U.S. coronavirus updates

Data: The Center for Systems Science and Engineering at Johns Hopkins; Map: Andrew Witherspoon/Axios. This graphic includes "probable deaths" that New York City began reporting on April 14.

The CDC is warning of potentially "aggressive rodent behavior" amid a rise in reports of rat activity in several areas, as the animals search further for food while Americans stay home more during the coronavirus pandemic.

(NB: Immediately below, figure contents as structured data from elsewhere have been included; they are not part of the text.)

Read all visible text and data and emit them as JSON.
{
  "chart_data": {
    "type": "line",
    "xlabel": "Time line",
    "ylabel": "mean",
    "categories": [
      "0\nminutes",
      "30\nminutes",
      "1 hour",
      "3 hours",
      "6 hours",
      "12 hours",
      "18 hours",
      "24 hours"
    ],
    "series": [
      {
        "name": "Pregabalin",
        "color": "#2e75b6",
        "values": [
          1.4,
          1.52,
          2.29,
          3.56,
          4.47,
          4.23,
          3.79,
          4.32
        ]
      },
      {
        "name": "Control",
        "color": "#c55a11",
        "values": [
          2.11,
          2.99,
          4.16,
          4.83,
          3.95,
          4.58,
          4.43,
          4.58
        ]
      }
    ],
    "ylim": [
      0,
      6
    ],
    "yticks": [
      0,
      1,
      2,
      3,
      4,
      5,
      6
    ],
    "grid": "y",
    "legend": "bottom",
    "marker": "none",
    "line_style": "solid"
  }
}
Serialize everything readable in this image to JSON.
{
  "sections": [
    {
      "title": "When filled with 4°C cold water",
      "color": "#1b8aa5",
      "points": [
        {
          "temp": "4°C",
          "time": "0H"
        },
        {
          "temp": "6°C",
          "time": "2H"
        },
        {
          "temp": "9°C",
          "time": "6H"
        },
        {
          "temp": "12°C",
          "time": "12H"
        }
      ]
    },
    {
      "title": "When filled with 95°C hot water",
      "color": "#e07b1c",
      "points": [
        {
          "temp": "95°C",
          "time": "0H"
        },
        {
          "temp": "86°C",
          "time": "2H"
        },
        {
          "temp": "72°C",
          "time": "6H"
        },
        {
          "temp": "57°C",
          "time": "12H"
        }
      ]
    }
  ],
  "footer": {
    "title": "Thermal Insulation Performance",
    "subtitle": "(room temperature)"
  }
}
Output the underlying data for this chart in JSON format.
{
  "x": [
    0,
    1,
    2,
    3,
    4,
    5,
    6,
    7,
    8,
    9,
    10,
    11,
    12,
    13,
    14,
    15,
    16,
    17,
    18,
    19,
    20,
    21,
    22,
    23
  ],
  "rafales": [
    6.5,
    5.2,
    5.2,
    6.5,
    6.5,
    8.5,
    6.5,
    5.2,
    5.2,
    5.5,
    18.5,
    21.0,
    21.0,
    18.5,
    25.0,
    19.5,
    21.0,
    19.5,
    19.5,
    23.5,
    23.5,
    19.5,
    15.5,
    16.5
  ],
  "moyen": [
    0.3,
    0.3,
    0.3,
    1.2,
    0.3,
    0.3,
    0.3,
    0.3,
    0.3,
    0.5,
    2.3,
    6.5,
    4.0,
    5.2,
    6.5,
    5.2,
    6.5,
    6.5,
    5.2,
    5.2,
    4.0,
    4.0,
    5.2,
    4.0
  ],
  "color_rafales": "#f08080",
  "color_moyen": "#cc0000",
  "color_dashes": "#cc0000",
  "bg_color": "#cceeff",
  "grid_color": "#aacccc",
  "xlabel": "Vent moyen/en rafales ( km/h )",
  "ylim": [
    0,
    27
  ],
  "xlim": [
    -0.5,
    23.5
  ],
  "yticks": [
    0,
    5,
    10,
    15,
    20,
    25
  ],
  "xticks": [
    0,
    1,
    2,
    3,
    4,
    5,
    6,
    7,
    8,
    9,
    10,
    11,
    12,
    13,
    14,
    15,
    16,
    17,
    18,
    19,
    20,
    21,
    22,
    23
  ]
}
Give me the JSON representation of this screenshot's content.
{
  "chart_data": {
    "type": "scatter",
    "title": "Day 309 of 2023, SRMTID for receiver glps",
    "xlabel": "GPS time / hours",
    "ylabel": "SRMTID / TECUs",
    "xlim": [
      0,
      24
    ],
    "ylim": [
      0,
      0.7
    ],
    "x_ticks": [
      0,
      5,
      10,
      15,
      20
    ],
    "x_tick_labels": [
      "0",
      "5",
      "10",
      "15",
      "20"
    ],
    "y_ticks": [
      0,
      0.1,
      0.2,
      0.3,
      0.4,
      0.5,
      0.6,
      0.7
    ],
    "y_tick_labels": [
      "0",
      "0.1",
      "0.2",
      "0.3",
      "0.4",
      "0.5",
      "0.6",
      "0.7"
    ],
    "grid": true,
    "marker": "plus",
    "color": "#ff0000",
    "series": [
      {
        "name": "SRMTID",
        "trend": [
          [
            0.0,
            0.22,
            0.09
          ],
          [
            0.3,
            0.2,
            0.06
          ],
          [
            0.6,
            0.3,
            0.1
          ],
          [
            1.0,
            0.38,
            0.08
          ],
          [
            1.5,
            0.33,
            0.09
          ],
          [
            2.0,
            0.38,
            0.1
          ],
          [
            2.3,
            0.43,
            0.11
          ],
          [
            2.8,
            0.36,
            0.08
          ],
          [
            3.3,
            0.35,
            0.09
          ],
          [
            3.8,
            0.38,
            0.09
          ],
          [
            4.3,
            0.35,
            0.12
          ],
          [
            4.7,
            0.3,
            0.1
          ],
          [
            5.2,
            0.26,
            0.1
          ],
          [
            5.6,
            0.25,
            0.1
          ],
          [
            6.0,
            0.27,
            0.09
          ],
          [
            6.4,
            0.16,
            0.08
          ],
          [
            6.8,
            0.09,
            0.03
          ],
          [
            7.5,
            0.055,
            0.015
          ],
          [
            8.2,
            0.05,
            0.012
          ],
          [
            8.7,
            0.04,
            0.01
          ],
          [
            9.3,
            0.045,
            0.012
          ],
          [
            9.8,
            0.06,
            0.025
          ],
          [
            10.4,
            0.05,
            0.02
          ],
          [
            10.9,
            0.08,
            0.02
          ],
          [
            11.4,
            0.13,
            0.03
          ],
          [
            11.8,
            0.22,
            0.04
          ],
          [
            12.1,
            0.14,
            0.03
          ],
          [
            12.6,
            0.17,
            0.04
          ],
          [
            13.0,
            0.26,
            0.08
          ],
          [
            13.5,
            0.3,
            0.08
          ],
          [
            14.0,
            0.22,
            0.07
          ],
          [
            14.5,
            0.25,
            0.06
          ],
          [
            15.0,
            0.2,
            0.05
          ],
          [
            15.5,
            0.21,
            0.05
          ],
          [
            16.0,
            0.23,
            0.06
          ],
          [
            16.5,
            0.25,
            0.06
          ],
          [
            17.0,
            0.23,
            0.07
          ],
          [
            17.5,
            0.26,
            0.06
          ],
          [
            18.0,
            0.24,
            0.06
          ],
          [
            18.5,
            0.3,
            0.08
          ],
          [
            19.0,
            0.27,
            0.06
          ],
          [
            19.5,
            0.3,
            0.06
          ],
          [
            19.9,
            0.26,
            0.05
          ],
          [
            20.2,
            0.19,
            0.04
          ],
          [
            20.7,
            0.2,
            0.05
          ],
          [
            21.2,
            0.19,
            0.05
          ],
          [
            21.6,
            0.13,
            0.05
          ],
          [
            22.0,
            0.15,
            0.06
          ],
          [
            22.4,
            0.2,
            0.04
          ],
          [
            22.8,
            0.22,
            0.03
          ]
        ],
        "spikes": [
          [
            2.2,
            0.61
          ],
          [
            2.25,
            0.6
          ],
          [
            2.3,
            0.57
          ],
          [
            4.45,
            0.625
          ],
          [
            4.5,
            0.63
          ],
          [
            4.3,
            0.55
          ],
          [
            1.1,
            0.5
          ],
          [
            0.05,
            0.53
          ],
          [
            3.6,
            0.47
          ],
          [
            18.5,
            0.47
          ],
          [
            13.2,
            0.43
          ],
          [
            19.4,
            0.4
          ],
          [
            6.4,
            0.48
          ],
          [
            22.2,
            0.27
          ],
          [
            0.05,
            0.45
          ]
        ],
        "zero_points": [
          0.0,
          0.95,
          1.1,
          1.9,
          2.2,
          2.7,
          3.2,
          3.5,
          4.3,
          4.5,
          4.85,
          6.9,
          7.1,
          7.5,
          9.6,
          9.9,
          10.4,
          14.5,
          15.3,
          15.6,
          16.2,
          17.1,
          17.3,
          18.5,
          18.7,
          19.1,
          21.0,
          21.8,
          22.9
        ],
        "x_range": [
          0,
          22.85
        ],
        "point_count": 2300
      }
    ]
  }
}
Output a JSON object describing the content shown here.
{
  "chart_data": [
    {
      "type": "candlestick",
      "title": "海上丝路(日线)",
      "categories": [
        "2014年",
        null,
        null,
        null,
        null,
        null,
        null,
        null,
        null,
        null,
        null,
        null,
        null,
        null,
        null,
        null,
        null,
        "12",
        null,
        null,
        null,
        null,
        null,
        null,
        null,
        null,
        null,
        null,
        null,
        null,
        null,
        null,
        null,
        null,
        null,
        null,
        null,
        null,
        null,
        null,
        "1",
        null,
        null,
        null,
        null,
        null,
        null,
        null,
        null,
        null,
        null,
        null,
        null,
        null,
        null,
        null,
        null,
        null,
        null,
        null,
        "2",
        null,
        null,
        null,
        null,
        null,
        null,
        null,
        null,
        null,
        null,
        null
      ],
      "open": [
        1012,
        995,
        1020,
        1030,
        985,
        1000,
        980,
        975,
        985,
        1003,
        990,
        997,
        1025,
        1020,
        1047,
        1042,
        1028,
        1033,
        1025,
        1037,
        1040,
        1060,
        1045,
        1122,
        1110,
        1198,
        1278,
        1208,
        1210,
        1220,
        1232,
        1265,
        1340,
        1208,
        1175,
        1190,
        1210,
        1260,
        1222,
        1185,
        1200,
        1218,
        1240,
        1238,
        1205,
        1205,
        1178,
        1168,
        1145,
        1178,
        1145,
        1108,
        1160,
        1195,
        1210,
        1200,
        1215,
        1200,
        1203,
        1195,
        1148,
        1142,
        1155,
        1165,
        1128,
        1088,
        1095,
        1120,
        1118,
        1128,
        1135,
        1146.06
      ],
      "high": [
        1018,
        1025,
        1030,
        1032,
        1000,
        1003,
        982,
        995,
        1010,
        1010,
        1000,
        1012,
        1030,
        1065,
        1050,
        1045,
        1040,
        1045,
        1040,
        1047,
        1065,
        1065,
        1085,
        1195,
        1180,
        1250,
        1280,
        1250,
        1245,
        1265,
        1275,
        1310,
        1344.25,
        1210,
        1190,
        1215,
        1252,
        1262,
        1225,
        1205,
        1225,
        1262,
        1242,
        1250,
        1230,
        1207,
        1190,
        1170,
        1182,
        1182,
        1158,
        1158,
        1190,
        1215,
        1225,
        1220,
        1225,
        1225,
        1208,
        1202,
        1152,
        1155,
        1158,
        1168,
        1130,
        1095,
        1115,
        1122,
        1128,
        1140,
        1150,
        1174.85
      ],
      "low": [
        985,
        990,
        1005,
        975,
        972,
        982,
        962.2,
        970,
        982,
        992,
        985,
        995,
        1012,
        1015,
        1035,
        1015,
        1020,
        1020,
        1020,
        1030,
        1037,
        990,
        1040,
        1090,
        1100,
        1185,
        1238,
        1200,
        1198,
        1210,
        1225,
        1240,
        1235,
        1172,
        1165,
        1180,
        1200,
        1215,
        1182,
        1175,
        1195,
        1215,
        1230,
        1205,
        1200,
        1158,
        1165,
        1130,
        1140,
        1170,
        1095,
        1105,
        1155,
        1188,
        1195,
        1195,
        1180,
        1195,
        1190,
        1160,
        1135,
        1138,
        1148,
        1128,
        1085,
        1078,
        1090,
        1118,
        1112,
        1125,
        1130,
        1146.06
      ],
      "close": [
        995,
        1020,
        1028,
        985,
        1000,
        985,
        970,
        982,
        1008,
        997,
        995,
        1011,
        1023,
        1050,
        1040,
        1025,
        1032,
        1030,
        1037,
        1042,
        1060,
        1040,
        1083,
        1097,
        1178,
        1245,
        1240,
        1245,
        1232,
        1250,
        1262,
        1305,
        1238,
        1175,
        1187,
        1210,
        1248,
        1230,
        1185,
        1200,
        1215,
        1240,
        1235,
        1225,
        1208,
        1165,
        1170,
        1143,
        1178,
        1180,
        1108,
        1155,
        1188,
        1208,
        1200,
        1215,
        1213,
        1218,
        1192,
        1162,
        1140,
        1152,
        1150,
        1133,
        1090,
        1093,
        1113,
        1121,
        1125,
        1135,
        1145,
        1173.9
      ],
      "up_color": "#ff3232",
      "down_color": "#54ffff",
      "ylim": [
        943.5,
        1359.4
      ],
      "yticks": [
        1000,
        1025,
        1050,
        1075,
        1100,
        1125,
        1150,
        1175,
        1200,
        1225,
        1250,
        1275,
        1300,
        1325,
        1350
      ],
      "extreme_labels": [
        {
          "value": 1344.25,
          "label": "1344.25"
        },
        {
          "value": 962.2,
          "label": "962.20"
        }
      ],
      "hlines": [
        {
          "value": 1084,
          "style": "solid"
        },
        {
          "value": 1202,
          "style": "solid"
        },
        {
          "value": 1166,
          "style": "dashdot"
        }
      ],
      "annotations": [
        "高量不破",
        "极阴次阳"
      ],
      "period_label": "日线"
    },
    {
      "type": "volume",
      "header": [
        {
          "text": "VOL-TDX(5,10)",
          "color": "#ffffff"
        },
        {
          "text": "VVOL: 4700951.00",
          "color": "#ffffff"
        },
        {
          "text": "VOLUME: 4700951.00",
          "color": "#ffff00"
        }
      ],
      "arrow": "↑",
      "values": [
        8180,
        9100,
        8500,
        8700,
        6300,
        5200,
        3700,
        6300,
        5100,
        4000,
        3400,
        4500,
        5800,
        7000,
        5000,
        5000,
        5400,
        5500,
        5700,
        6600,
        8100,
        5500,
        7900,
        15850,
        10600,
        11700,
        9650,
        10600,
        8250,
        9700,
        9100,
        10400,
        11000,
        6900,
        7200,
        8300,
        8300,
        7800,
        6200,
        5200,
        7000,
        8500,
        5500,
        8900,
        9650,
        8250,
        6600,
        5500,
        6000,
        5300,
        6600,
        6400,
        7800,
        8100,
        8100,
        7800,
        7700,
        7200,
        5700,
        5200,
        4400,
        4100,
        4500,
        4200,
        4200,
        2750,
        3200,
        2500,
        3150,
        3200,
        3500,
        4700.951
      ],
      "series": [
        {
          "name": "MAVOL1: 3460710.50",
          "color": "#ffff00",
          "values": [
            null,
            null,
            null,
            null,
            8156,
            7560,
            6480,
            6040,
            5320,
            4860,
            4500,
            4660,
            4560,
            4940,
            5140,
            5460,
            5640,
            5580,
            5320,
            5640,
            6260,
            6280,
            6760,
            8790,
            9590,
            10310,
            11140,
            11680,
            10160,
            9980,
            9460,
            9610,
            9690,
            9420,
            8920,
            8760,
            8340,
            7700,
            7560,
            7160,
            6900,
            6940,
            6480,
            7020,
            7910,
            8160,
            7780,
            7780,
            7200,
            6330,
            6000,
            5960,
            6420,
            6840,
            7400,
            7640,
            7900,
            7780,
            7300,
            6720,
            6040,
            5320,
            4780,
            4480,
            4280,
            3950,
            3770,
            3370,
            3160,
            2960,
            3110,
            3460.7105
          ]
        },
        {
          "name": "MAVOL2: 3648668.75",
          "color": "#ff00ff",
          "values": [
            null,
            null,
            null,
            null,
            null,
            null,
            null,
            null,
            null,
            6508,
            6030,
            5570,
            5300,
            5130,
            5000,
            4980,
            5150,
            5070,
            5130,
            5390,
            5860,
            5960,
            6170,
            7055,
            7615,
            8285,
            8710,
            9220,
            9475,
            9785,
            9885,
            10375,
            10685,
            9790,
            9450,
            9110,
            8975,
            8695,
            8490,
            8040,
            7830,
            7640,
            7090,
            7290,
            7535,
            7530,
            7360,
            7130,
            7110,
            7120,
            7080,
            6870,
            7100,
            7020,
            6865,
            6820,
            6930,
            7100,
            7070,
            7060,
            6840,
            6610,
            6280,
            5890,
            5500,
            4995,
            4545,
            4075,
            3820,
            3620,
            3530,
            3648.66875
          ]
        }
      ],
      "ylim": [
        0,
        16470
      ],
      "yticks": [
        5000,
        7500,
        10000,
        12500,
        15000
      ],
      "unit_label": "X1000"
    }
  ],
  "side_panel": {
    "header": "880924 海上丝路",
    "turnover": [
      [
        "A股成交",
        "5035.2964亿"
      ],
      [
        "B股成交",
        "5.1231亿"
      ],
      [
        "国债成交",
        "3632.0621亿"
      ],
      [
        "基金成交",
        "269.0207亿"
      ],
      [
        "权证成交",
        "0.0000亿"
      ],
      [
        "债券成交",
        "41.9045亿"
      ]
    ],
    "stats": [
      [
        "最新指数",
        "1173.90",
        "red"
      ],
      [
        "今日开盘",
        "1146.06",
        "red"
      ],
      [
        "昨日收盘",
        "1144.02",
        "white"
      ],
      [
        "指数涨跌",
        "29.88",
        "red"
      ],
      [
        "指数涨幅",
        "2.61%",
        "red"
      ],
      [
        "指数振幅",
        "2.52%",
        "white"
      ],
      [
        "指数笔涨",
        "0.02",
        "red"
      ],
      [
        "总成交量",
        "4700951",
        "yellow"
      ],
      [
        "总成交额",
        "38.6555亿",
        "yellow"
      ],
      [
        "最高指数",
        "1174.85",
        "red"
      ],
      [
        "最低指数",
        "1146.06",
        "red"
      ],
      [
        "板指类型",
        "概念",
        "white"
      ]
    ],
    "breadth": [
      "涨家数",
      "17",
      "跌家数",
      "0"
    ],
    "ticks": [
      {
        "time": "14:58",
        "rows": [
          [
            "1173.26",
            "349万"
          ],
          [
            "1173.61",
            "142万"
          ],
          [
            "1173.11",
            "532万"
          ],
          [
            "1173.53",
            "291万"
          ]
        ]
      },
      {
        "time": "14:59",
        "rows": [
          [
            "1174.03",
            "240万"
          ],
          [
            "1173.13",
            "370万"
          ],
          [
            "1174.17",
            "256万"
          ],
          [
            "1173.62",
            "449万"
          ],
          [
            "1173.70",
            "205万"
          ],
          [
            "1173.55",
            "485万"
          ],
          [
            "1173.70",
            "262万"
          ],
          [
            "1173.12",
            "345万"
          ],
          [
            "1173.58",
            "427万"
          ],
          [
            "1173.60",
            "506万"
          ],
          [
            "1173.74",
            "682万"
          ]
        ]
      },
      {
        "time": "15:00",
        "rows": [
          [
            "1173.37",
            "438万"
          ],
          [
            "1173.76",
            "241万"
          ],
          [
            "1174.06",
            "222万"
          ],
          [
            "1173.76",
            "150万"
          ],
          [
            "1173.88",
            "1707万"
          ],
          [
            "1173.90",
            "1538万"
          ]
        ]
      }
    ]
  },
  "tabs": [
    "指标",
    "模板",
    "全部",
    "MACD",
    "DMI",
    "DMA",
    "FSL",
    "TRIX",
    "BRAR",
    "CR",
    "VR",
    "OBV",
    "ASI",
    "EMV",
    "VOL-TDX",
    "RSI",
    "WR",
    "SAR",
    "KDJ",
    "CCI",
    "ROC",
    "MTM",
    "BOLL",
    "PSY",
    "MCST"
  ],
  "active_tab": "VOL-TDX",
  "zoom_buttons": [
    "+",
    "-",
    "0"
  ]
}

By the numbers: More than 97,700 people have died from COVID-19 and over 1.6 million have tested positive in the U.S. Over 366,700 Americans have recovered and more than 14.1 million tests have been conducted.

World coronavirus updates

Data: The Center for Systems Science and Engineering at Johns Hopkins; Map: Axios Visuals

Japan's economy minister outlined plans on Monday to end the nationwide state of emergency as the number of new novel coronavirus cases continues to decline to fewer than 50 a day, per Bloomberg. Japan has reported 16,550 cases and 820 deaths.

By the numbers: Over 5.4 million people have tested positive for the virus as of Monday, and more than 2.1 million have recovered. The U.S. has reported the most cases in the world (over 1.6 million from 13.7 million tests). The U.K. is reporting over 36,800 deaths from the coronavirus — the most fatalities outside the U.S.